We cannot just rely on our innate empathy to see us through this one, because there are (at least equally strong) innate impulses pulling in other directions. We can’t relay on pure reason, either, because a) the moral reasoning vs. amore-propre is always a bad bet from a social perspective; and b) because reason will probably tell us to defect more often than any society can live with.
We have to create social structures and well-accepted guarantors of social reciprocity in order to encourage what we would call morally acceptable behavior and social stability. And it is only through stability that the billions of people who inhabit this earth will have any hope of the good life at all.
The question for activist atheists is what those social structures will look like in the absence of religion. Atheists have to stop thinking about religion as if it were a way of explaining the world the way science is, or as if it were a leach that must be pried from the skin of our culture.
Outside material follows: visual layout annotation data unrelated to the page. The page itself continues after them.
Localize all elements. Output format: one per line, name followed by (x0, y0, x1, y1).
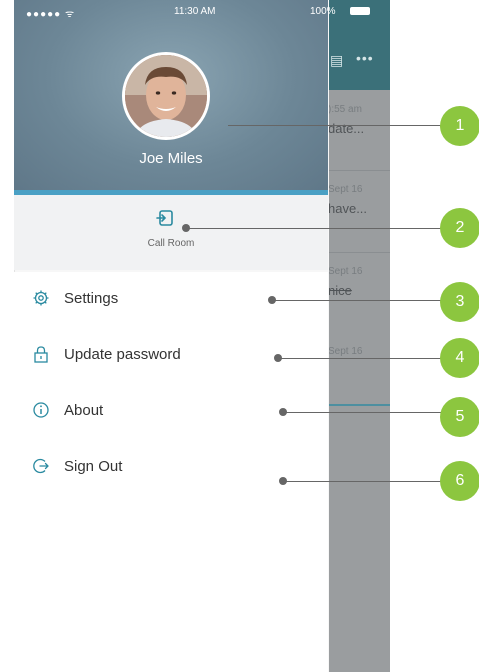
background-list-item[interactable]: Sept 16 have... (328, 184, 390, 216)
call-room-label: Call Room (147, 238, 195, 249)
phone-screen: ▤ ••• ):55 am date... Sept 16 have... Se… (14, 0, 390, 672)
callout-line (283, 481, 442, 482)
call-room-button[interactable] (14, 195, 328, 270)
carrier-signal: ●●●●● ᯤ (26, 9, 76, 20)
callout-badge: 5 (440, 397, 479, 437)
status-time: 11:30 AM (174, 6, 216, 17)
callout-badge: 2 (440, 208, 479, 248)
callout-line (272, 300, 442, 301)
callout-badge: 3 (440, 282, 479, 322)
callout-badge: 6 (440, 461, 479, 501)
divider (328, 170, 390, 171)
drawer-empty-area (14, 495, 328, 672)
menu-item-sign-out[interactable]: Sign Out (14, 440, 328, 497)
lock-icon (34, 346, 48, 363)
status-bar: ●●●●● ᯤ 11:30 AM 100% (14, 0, 390, 22)
more-icon[interactable]: ••• (356, 50, 374, 66)
callout-line (228, 125, 442, 126)
battery-percent: 100% (310, 6, 336, 17)
call-room-icon[interactable] (156, 208, 176, 228)
calendar-icon[interactable]: ▤ (330, 52, 343, 69)
avatar-photo (125, 55, 207, 137)
list-item-snippet: have... (328, 201, 368, 216)
profile-name: Joe Miles (139, 150, 203, 167)
divider (328, 252, 390, 253)
list-item-snippet: date... (328, 121, 365, 136)
list-item-time: Sept 16 (328, 346, 363, 357)
background-list-item[interactable]: ):55 am date... (328, 104, 390, 136)
list-item-snippet: nice (328, 283, 352, 298)
list-item-time: Sept 16 (328, 266, 363, 277)
gear-icon (33, 290, 49, 306)
list-item-time: Sept 16 (328, 184, 363, 195)
callout-badge: 1 (440, 106, 479, 146)
avatar[interactable] (122, 52, 210, 140)
menu-item-label: About (64, 402, 104, 419)
divider (328, 404, 390, 406)
menu-item-label: Update password (64, 346, 181, 363)
sign-out-icon (33, 458, 49, 474)
battery-icon (350, 7, 370, 15)
menu-item-label: Settings (64, 290, 119, 307)
menu-item-label: Sign Out (64, 458, 123, 475)
callout-line (278, 358, 442, 359)
callout-line (186, 228, 442, 229)
background-list-item[interactable]: Sept 16 nice (328, 266, 390, 298)
background-list-item[interactable]: Sept 16 (328, 346, 390, 357)
callout-badge: 4 (440, 338, 479, 378)
list-item-time: ):55 am (328, 104, 362, 115)
callout-line (283, 412, 442, 413)
profile-header: Joe Miles (14, 0, 328, 192)
info-icon (33, 402, 49, 418)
It is a social structure with functions. Functions that must operate within the moral universes of illiterate peasants as well as for clever college undergraduates.
Religion is here and has been here for reasons. Whatever its origin, religion has come to serve important functions within human societies. Otherwise it would not be as widely practiced as it is and we wouldn’t currently be arguing about whether it is time to jettison it.
I am personally all for moving forward to a post-religious future. I just think we ought to have a cold honest look at what religion is and how it works before we do that. So far, none of the new atheists has gotten very far in doing that.
* [note 1] Andrew Brown on Dawkins’ birth: The good fairy gave [Dawkins] good looks, intelligence, charm, and a chair at Oxford specially endowed for him. The bad fairy studied him for a while and said: `Give him a gift for metaphor.'
* [note 2] I’d very much like to extend the discussion of morality and religion backwards to more “primitive” religions and lifestyles, but I am not prepared to do so at present. My supposition is that early religion did much the same thing—encouraged self-surveillance—for somewhat simpler groups. I think there are more powerful influences at work in early religion, like fear of mortality. But not the subject for here and now.